Electric Cars and Alternative Energy Are the Best Ways to Fight Spikes in Oil Prices


Oil prices climbed to $111.14 a barrel on Monday following new Iranian threats to cut off oil supply to world markets by shutting down the Straits of Hormuz, a key transit route for nearly 20% of globally-traded oil. Last year’s unrest in Libya led to market shaking price spikes in the cost of petroleum. Both events demonstrate how turmoil in the Middle East and other unforeseeable global events can drive up oil prices. These unpredictable price spikes and supply shocks have a negative impact on the American economy and on our national security. 

According to the IMF, a $10 increase in the price of a barrel of oil reduces U.S. GDP growth by half of a percent. While the most visible economic effect may be seen at the pump, there are many other second order effects that lead to financial slowdown, such as higher food prices, increases in airline ticket prices, and increased costs for shipping goods.

For the U.S. military, a $1 rise in the cost of a barrel of oil equals $130 million of budget shortfall. Last year’s increase of $38 per barrel translates into $3 billion of budget uncertainty which in most cases means that flying, sailing, and training hours are cut short, decreasing the readiness of our armed forces.

A commonly offered solution to this problem is to drill for more domestic oil. “The Gulf [of Mexico] is ready to get back to work to help create jobs and lower gasoline prices,” said Washington Republican Doc Hastings, head of the House Natural Resources Committee following the oil price spikes seen during the Libyan unrest.

What he didn’t say is that the amount of oil the U.S. could drill would be small compared to world demand and that it would not make a dent in the market price of oil. In fact, whatever impact it might have would likely be offset by decreases in OPEC production. Clearly, it is not possible for the U.S. to drill its way out of the economic and security impacts of price and supply shocks. The answer is to decrease consumption of oil through efficiency and electric vehicles and to replace petroleum with alternative fuels — all approaches that the Obama administration has embraced.

Late last year, the Obama administration took a major step toward increased vehicle efficiency with its proposal to double auto fuel efficiency to 54.5 miles per gallon by 2025.
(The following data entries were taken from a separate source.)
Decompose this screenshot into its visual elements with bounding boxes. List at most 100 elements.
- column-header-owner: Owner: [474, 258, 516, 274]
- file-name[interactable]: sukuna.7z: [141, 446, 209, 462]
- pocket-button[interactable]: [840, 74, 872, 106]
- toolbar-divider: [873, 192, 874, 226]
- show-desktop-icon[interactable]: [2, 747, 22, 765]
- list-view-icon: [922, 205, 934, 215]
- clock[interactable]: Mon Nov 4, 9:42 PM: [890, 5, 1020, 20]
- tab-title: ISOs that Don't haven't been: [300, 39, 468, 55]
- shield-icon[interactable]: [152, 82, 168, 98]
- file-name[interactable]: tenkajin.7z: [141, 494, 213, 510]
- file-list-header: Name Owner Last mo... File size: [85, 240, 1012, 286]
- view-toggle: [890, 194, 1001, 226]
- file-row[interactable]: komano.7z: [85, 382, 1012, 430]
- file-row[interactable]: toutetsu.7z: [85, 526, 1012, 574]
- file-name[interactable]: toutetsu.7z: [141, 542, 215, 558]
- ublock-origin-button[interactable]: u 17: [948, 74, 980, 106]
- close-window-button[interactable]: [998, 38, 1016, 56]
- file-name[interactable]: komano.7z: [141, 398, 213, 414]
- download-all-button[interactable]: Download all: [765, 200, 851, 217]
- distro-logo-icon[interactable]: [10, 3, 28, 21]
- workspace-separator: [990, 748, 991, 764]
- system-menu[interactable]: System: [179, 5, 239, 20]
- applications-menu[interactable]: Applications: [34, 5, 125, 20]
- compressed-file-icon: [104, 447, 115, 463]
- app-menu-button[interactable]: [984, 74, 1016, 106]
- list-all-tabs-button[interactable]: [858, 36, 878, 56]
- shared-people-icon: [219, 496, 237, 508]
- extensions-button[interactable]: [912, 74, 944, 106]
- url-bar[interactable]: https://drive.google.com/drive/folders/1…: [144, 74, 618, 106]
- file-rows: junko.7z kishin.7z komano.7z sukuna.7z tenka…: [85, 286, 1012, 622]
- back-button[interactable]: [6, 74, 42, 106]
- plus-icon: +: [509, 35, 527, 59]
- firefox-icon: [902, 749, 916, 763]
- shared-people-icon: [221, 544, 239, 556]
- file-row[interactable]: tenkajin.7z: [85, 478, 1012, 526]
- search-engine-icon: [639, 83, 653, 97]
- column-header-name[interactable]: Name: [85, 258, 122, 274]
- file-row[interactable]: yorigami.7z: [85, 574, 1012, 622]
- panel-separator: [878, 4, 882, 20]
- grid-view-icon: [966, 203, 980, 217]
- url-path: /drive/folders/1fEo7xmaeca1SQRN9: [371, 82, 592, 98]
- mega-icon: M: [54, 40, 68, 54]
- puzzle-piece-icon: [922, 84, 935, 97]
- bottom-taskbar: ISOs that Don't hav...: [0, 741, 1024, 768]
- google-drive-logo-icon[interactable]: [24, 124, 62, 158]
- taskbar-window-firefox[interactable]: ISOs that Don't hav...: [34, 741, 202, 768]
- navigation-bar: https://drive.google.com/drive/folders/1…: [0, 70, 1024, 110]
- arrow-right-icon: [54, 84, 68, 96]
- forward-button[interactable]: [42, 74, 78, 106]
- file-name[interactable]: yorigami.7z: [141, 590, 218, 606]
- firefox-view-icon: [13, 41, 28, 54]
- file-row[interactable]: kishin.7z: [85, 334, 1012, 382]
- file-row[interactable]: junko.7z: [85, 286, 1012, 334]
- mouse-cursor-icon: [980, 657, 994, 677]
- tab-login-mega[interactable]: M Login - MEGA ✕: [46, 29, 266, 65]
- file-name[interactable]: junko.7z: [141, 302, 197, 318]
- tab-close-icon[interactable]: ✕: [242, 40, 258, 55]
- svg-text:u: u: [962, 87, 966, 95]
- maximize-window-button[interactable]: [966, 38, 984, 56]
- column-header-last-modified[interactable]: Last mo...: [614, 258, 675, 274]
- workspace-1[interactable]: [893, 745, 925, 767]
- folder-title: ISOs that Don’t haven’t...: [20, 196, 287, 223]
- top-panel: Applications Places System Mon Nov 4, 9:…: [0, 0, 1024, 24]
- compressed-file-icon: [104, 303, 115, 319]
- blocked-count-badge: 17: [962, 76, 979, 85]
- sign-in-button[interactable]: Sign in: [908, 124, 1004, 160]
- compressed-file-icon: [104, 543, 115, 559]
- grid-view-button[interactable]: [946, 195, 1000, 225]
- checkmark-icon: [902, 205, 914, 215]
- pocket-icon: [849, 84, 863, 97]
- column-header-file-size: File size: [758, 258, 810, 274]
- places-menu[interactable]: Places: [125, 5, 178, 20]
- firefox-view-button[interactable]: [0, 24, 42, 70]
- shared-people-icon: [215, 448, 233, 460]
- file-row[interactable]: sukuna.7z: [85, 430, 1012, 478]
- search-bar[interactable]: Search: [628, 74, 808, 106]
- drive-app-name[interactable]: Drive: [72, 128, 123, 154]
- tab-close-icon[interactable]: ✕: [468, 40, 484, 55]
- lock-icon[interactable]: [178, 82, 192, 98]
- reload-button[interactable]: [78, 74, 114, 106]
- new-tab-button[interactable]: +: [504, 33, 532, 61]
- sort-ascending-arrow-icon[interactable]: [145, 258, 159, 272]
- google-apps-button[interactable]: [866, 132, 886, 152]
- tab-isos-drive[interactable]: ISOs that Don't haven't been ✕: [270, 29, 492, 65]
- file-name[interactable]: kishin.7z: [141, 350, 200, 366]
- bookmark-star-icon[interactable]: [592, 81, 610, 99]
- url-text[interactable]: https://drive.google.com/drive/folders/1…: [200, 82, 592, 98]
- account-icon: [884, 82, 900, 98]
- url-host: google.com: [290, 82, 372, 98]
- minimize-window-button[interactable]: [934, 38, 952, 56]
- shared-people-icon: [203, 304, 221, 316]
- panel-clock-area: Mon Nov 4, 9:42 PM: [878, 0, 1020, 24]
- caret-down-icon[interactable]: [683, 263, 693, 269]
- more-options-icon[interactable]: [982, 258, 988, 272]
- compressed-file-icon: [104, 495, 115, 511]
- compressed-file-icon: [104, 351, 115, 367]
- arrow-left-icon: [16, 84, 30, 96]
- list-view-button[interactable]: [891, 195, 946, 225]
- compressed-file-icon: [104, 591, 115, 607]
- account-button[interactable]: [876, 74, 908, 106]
Current requirements dictate that automakers raise efficiency from 27 mpg today to 35.4 mpg by 2016. Beginning in 2017, automakers would be required to meet a 5% annual fuel efficiency improvement for cars and annual gains of 3.5-5% for light trucks (SUVs, pickups, and vans). Thirteen automakers have signed onto this landmark deal including General Motors, Ford, Chrysler, Toyota, and Honda.

The Obama administration has also taken an aggressive position on electric vehicles setting the goal of one million electric vehicles on the road by 2015. 

In the March 2011 Blueprint for a Secure Energy Future, the Obama administration also set important goals on alternative fuels. The blueprint committed to breaking ground on at least four commercial-scale cellulosic or advanced bio-refineries over the next two years and challenged the Secretaries of Agriculture, Energy, and the Navy to investigate how they might work together to speed the development of “drop-in” biofuels substitutes for diesel and jet fuels for both commercial and military applications.

With these measures, the Obama administration is putting the nation on the path to decreasing the risk that volatile oil prices pose to our economy and nationally security.